In the past week, book news has been dominated by a single story: that of the unmasking of notoriously private Italian author Elena Ferrante.
In case you have missed this story, here are the basics. Elena Ferrante is the pseudonym of an Italian novelist. In the past few years, her Neapolitan quartet of novels has received widespread attention and acclaim (the last was nominated for a prestigious Italian book award), so that Time magazine named her one of the one hundred most influential people on the planet in 2016.
Famously, from the start of her publishing journey Elena Ferrante has been determined to be anonymous. She wrote to her publisher before her first book was published: ‘I’ve already done enough for this long story: I wrote it. If the book is worth anything, that should be sufficient.’
Elena Ferrante fans – and there are many – have long accepted that her true identity is not theirs to know; they enjoy her books, not her public persona. They also, in their droves, respect her artistic decision and right to anonymity. Some creatives are even very inspired by her example, in a world where creator has fast become more a commodity than that which is created.
But then, last week, the New York Review of Books published an exposé by an investigative journalist ‘outing’ Elena Ferrante, detailing whom he believes she actually is (I won’t even include the assumed name here, because it is irrelevant and, more to the point, disrespectful).
No doubt the New York Review thought this would be a discussion-provoking article, but it was not prepared for the massive backlash from people all around the world who were outraged by this invasive reporting and defended vehemently the author’s right to anonymity. The Times Literary Supplement put it best: ‘He thinks he has put us out of our misery, but no-one really wanted to know the identity of Elena Ferrante.’
Here are my thoughts on this incident:
- All people have a right to privacy, and when a person has set clear boundaries, it is wrong to cross those boundaries.
- A writer – and, indeed, any creative – is not public property. The TES likened this journalist’s exposé to that of a corrupt politician. A politician is a public servant and thus in that sense is public property and may be scrutinised and of course exposed for bad behaviour. But a writer who has done nothing but silently write is not open for exposure.
- In revealing the author behind the pen name, the journalist has ruined some of the pleasure for readers. ‘Anonymity gave Ferrante’s readers a hard-to-define pleasure – it left them with a precious space in which to fantasise about her’ (BBC).

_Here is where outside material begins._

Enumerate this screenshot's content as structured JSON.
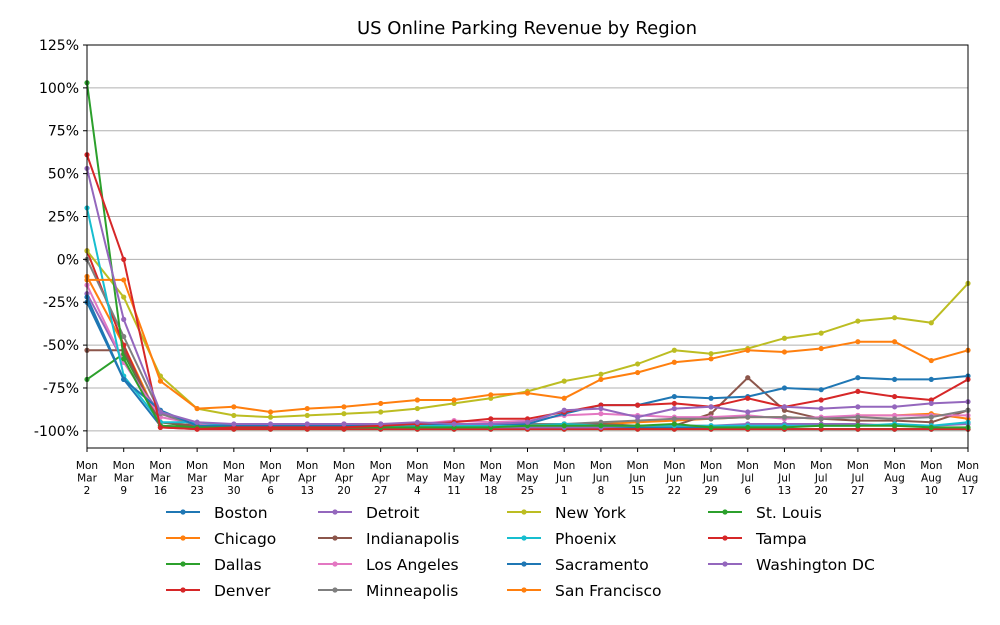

Psychoanalyst Fiona Sinclair told the BBC: ‘We all have a tabula rasa when we read a book, a private world that we create, and Ferrante doubled this effect with her anonymity… Her anonymity was generous, allowing her readers the freedom to imagine her as both the protagonist and the author.’
- How must the author herself feel? How violated? Will this affect her ability to write more novels? ‘Anonymity lets me concentrate exclusively on writing,’ she had told The Guardian. She had told Vanity Fair, ‘I have gained a space of my own, a space that is free, where I feel active and present. To relinquish it would be very painful.’ What right has a journalist to cause that pain?
- Is this act, as many are saying, one of ‘masculine aggression, meant to take Ferrante down a peg’ (Digg)?
- I wonder how much investigative work the journalist, now famous, will get be offered now. Sadly, I expect the answer is ‘plenty’.
What do you think about this news story? I would be very interested to hear your thoughts.